Chern class on a symplectic manifold Let $(X,\omega)$ be a closed symplectic manifold.  Can we always write $c_1(TX) = [ f \omega ]$
for some function $f: X \to \mathbb{R}$?
 A: Your question is correspond to weak Kahler-Einstein metric(I know for Kahler case). Let me explain in more details
The Hermitian metric $H$ along the fibers of the holomorphic vector bundle $E$ over a K\"ahler manifold $(M,\omega)$ is weak Hermitian-Einstein if $$\sqrt[]{-1}\Lambda_\omega F_H =
\phi I$$ at every point of $M$, where $\gamma$ is a function on $M$ and $I$ is the identity
endomorphism of $E$ and $F_H$ is the Chern curvature form of $(E, h)$. Here $\Lambda_\omega$ is the contraction with $\omega$ which means 
$$F_H\wedge\omega^{n-1}=(n-1)!\Lambda_\omega F_H\frac{\omega^n}{n!}$$
If $\Phi$ is constant $\lambda$ then we call it Hermitian-Einstein metric. As additional remark of the sign of $\lambda$,
If the metric $h$ admit hermitian-Einstein metric $Λ_ωF_h=λI $, and if $λ<0$ there is no holomorphic section, and if $λ=0$ then all holomorphic sections are parallel. Since $$\Delta |s|^2=|\nabla s|^2-<(\Lambda_\omega F_h)s,s>\geq 0$$
where $s$ is a section and hence $|s|$ is bounded. But maximum principle for subharmonic functions, so $|∇s|^2=λ|s|^2$. Hence if $λ<0$ there is no holomorphic section, and if $λ=0$ then all holomorphic sections are parallel.
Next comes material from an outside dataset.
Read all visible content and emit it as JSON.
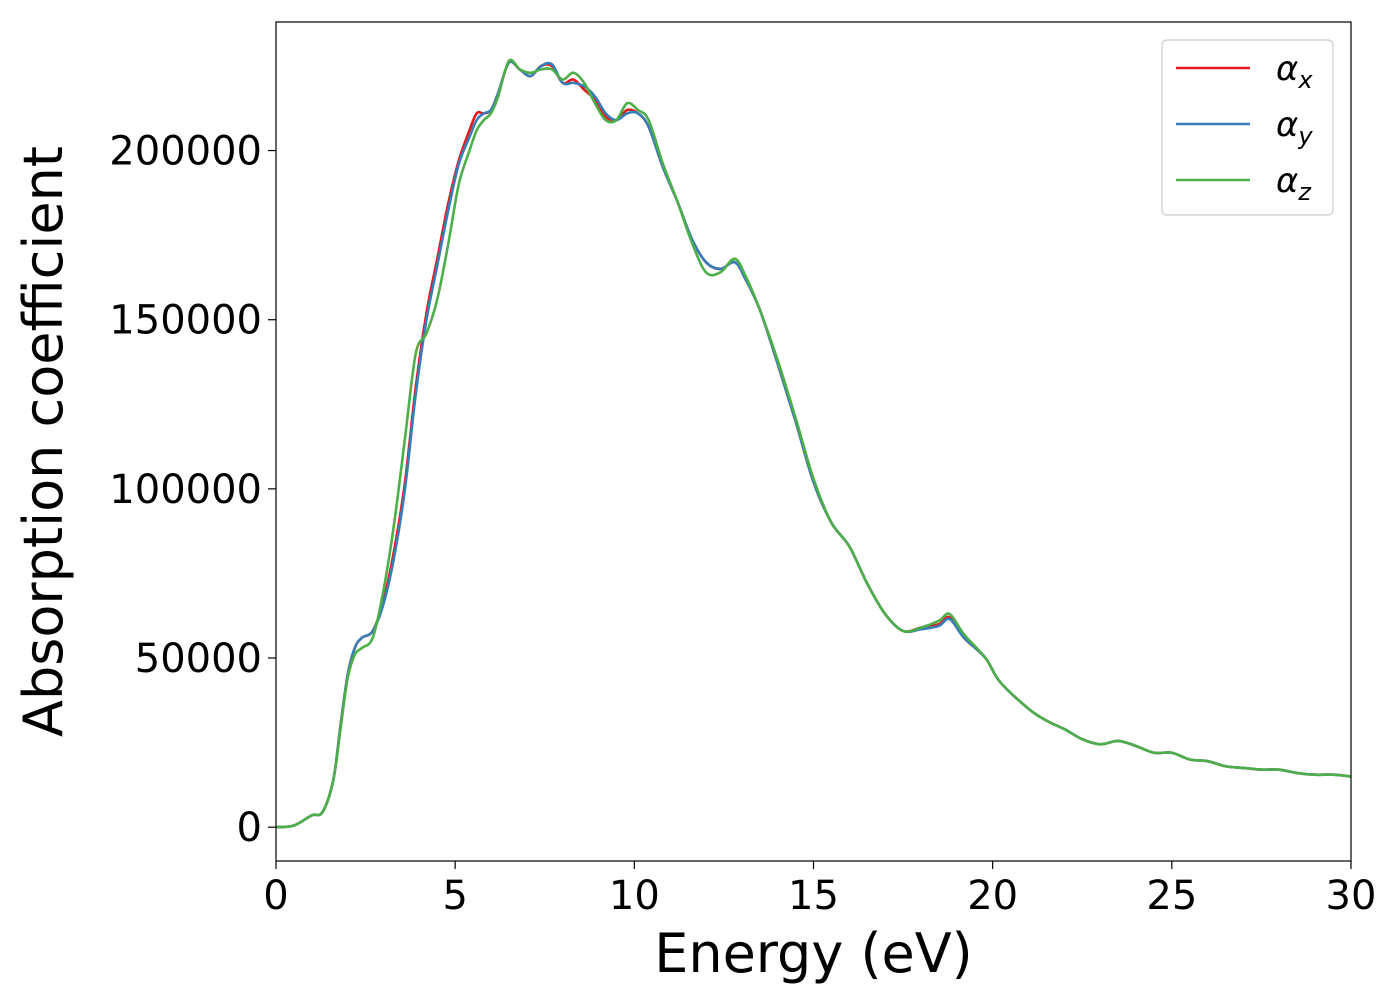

Now take $E=TM$, then we can define weak Kahler-Einstein metric as $Ric(\omega)=\phi \omega$ and hence $c_1(TM)=[Ric(\omega)]=[\phi \omega]$
When $\phi$ is globally constant, then we call it Kahler-Einstein metric and when it is positive we call $M$ is Fano and when it is negative we call $M$ is of general type and it is zero $M$ is called Calabi-Yau variety
From Kobayashi book (complex vector bundle ) we have the following theorem for more general setting of your question
Theorem: An Hermitian vector bundle $(E, h)$ over a Riemann surface
$(M, g)$ satisfies the weak Einstein condition if and only if it is projectively flat.
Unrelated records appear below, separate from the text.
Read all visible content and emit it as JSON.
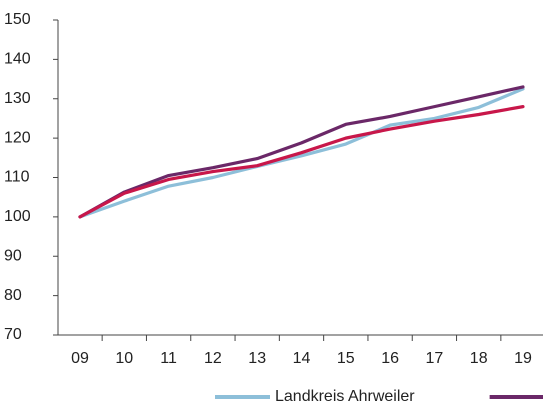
{
  "chart_data": {
    "type": "line",
    "categories": [
      "09",
      "10",
      "11",
      "12",
      "13",
      "14",
      "15",
      "16",
      "17",
      "18",
      "19"
    ],
    "series": [
      {
        "name": "Landkreis Ahrweiler",
        "color": "#8dbfd9",
        "values": [
          100,
          104,
          107.8,
          110,
          112.8,
          115.5,
          118.5,
          123.3,
          125,
          127.8,
          132.5
        ]
      },
      {
        "color": "#6b2868",
        "values": [
          100,
          106.3,
          110.5,
          112.5,
          114.8,
          118.8,
          123.5,
          125.5,
          128,
          130.5,
          133
        ]
      },
      {
        "color": "#c8174a",
        "values": [
          100,
          106,
          109.5,
          111.5,
          113,
          116.3,
          120,
          122.3,
          124.3,
          126,
          128
        ]
      }
    ],
    "ylim": [
      70,
      150
    ],
    "yticks": [
      70,
      80,
      90,
      100,
      110,
      120,
      130,
      140,
      150
    ],
    "grid": false
  }
}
Note that in general one direction always works
Theorem: Let $(M, g)$ is a Kahler manifold, Let $(E, h)$ be a projectively flat vector bundle over $M$.
Then, for any Hermitian metric $g$ on $M$,$(E, h)$ satisfies the weak Einstein
condition.
We have also the following theorem which tell us that any weak Hermitian-Einstein metric after conformal change is Hermitian-Einstein metric
Theorem: If an Hermitian vector bundle $(E, h)$ over a compact Kahler
manifold $(M, g)$ satisfies the weak Einstein condition with factor $φ$, there is a conformal change $h −→ h′ = ah$ such that $(E, h′ )$ satisfies the Einstein condition with a constant factor $c$. Such a conformal change is unique up to a
homothety. Now you can take $E=TM$ and this tells us that any weak Kahler-Einstein there is a conformal change  $h −→ h′ = ah$ such that $(TM, h′ )$ is Kahler-Einstein metric
A: Take a product of spheres, and let $\omega$ be half the area form on the first factor plus twice that on the second factor. The Chern classes of the tangent bundle are clearly invariant under switching the factors, since we can deform the symplectic structure into the standard Kaehler structure, and the Chern classes are integer classes. As divertietti points out, the function $f$ in your description must be constant, so doesn't give the correct symplectic form.
A: The answer is no.
First of all, if you want $f\omega$ to define a cohomology class, you should ask that $d(f\omega)=0$, and this is equivalent to $df\wedge\omega=0$, since $d\omega=0$. Using Darboux coordinates, it is straightforward to see that this implies that $f$ must be (locally) constant (see e.g. this answer).
Now, take your $X$ to be a connected compact Kähler manifold, which is of course symplectic, once you fix a Kähler form $\omega$. Thus, you are asking whether you can find a real constant $\lambda$ such that $c_1(X)=[\lambda\omega]$. This implies in particular that the sign of $c_1(X)$ must be definite. To get a counterexample it is therefore sufficient to take any compact Kähler manifold whose canonical bundle is not positive, nor negative, nor zero.